Shaun Peet, the first Canadian pit crew coach in NASCAR history, can train five athletes to change four tires and add 18 gallons of fuel to a race car in 12 seconds. What can you do in 12 seconds?
Q: What is your number one business goal to accomplish this year?
My number one business goal this year is to pour as much light into the world as I can. he goal is to inspire human brilliance. To uplift and affect as many leaders, teams and companies as I can possibly reach. It is to remind people that we were all born to shine and that every day, every single one of us finds ourselves somewhere between over confidence and self-crushing imposter syndrome.

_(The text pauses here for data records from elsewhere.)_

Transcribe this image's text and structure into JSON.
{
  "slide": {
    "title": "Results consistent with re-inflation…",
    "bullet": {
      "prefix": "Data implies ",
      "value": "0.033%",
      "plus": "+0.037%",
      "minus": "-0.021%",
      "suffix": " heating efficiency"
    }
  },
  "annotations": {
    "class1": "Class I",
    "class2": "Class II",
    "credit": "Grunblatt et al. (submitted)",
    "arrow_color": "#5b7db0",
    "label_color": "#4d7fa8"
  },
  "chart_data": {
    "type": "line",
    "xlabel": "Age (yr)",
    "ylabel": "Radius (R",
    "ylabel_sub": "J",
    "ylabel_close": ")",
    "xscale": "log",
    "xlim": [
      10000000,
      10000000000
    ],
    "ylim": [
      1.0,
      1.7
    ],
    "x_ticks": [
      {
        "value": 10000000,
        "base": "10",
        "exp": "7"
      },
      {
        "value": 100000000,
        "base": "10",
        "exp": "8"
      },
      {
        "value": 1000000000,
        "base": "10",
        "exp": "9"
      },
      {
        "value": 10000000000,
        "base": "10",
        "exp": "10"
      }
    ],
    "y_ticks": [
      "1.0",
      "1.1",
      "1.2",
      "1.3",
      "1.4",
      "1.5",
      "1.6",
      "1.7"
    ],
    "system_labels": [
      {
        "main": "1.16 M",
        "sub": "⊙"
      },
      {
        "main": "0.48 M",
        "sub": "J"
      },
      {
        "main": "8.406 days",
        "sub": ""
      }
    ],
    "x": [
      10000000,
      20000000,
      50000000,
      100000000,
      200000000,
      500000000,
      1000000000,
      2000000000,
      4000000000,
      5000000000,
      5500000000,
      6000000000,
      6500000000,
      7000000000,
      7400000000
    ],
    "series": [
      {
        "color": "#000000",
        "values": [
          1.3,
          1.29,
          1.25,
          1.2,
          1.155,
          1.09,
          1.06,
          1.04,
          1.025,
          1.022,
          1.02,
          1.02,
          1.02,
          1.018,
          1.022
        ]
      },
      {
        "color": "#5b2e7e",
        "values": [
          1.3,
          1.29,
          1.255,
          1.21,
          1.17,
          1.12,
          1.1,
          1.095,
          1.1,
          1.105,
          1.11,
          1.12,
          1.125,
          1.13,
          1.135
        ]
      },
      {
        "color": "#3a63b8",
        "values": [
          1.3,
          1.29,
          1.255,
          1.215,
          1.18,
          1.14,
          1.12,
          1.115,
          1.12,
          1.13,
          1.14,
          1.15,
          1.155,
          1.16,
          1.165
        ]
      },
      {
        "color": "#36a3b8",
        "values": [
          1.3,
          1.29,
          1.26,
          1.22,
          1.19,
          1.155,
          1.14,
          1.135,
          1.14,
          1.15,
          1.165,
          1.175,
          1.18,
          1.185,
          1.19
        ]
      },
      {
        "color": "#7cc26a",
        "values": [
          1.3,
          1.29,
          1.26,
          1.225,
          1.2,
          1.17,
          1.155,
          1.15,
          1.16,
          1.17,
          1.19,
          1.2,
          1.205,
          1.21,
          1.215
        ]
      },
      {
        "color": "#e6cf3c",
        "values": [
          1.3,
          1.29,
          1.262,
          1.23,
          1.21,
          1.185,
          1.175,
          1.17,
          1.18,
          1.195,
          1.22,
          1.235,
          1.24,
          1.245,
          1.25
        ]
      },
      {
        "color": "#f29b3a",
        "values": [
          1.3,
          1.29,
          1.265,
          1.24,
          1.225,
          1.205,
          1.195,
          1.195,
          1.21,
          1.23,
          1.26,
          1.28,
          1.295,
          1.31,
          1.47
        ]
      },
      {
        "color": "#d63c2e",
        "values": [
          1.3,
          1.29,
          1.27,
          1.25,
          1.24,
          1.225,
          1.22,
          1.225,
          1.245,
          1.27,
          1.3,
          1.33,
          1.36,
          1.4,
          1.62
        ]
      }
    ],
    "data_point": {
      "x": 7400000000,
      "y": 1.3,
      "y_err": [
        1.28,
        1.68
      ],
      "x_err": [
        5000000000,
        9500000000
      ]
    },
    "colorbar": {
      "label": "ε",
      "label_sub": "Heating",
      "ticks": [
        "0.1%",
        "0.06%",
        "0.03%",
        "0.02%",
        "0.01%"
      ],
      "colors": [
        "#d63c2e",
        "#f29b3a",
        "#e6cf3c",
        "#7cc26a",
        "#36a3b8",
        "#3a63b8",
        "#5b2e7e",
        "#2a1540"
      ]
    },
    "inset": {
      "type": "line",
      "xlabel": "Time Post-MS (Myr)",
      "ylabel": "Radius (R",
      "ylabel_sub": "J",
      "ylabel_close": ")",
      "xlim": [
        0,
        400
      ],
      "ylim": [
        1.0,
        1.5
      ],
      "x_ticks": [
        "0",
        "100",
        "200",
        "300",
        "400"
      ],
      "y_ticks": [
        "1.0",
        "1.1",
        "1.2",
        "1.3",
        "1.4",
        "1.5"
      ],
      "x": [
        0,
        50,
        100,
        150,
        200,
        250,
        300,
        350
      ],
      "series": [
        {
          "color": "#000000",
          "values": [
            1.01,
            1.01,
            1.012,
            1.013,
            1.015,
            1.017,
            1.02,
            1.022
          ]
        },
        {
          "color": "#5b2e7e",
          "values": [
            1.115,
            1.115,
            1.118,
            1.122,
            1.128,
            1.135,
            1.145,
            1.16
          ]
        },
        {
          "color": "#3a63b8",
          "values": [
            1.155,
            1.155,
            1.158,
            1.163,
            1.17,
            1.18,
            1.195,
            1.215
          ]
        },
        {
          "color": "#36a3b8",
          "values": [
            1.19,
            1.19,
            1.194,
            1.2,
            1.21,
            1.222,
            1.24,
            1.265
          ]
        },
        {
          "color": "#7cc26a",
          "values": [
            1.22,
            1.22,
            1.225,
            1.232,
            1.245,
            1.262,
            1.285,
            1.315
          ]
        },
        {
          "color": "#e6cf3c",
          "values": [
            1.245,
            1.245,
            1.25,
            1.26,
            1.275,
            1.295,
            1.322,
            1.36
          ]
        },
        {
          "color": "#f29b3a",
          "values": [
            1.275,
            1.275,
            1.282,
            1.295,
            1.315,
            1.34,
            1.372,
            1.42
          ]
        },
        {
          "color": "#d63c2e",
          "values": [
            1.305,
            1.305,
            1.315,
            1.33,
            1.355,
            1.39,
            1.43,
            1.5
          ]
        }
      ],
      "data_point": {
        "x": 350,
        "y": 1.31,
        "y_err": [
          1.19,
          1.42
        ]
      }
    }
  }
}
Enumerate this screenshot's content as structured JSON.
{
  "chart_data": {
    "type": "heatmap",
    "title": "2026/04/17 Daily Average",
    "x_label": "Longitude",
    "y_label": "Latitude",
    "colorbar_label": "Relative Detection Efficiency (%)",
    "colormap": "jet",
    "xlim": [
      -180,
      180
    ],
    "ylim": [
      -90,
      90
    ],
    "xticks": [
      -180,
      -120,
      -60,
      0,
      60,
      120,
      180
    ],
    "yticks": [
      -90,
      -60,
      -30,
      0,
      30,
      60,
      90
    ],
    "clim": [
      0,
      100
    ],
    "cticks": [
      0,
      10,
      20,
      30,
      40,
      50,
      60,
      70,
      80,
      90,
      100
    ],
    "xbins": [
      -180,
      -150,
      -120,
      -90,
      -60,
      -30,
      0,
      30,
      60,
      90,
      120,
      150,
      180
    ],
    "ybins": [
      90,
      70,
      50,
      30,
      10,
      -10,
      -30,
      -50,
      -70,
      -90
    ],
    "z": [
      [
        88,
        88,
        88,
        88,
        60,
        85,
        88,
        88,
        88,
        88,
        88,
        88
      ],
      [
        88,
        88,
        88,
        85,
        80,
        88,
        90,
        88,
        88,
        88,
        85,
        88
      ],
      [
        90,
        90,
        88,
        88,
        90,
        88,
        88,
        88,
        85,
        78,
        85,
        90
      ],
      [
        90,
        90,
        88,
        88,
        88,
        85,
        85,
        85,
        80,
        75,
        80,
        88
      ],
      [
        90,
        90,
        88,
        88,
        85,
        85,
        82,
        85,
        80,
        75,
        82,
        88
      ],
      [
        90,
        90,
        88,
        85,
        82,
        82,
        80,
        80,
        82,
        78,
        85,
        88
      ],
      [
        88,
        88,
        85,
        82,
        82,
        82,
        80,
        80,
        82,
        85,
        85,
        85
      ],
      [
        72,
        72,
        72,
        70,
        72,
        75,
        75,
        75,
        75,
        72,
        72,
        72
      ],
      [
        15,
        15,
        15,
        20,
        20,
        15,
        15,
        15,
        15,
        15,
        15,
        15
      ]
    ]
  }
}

Q. What is your favourite thing about what you do in your career and why?
My favorite thing I get to do is share energy with people. I love walking into a team or a company and helping them realize what they are capable of accomplishing when they come together. There is a scarcity mindset that exists in a lot teams and companies. People are worried that there is only one promotion, one corner office and one C-level position within the organization. Most of the abhorrent behavior we see in companies is a result of this thinking. What if we re-thought that? What if instead of a scarcity mindset we adopted an abundance mindset? What if instead of, “I am going to get my piece of the pie,” we just worked together to make the whole pie bigger? A rising tide lifts all ships and when we can come together we often find that the result is that there is more for all of us. A mantra that lives within our team is:
“From Abundance, and still abundance remains”
Q. Do you have a mantra or phrase that you live by? What is it?
The phrase I live by is: “Never put a period where life intended a comma.” We are all in charge of the punctuation in our lives. But so often we let others fill it in for us and we end up playing small in life. As human being we are capable of so much more. But what most of us do is we allow self-limiting beliefs, usually formed from other people’s opinions of us, to limit how far we rise. We were all born to shine, but as we go through life we let other people place periods, hard stops, along our path. You will never get a hockey scholarship. You are not smart enough to make it at an Ivy League school. There are no Canadians in NASCAR. Other people’s opinions of us are none of our business. Our business is how we react to them. And if you understand this then you realize that the problem with most of us is not that we aim too high and miss. It is that we aim too low and hit, and we think that’s the best there is for us.
Q. What keeps you motivated on a daily basis?
What keeps me motivated on a daily basis? It’s pretty simple. I chase joy. I pursue the things that speak to my soul and wake me up in the middle of the night. I learned early on from my experience attending Dartmouth College that chasing money was a race without a finish line. When weighing the cost of my dreams, I was not willing to sacrifice my health, my family, or my time on this earth for titles, zeroes on a pay check or a corner office. So I decided to chase joy. The decision to chase joy took me and my Ivy League degree to Texas to play hockey instead of Wall Street to be a banker. The decision to chase joy led me to NASCAR, a sport I knew nothing about, but seemed like fun. The decision to chase joy led me to an opportunity to speak at the NFL Combine in Indianapolis, which has put me in rooms and on stages that I could have never dreamed possible. The decision to chase joy has rewarded me with the solace that at 45 years old, I feel like I have never worked a day in my life.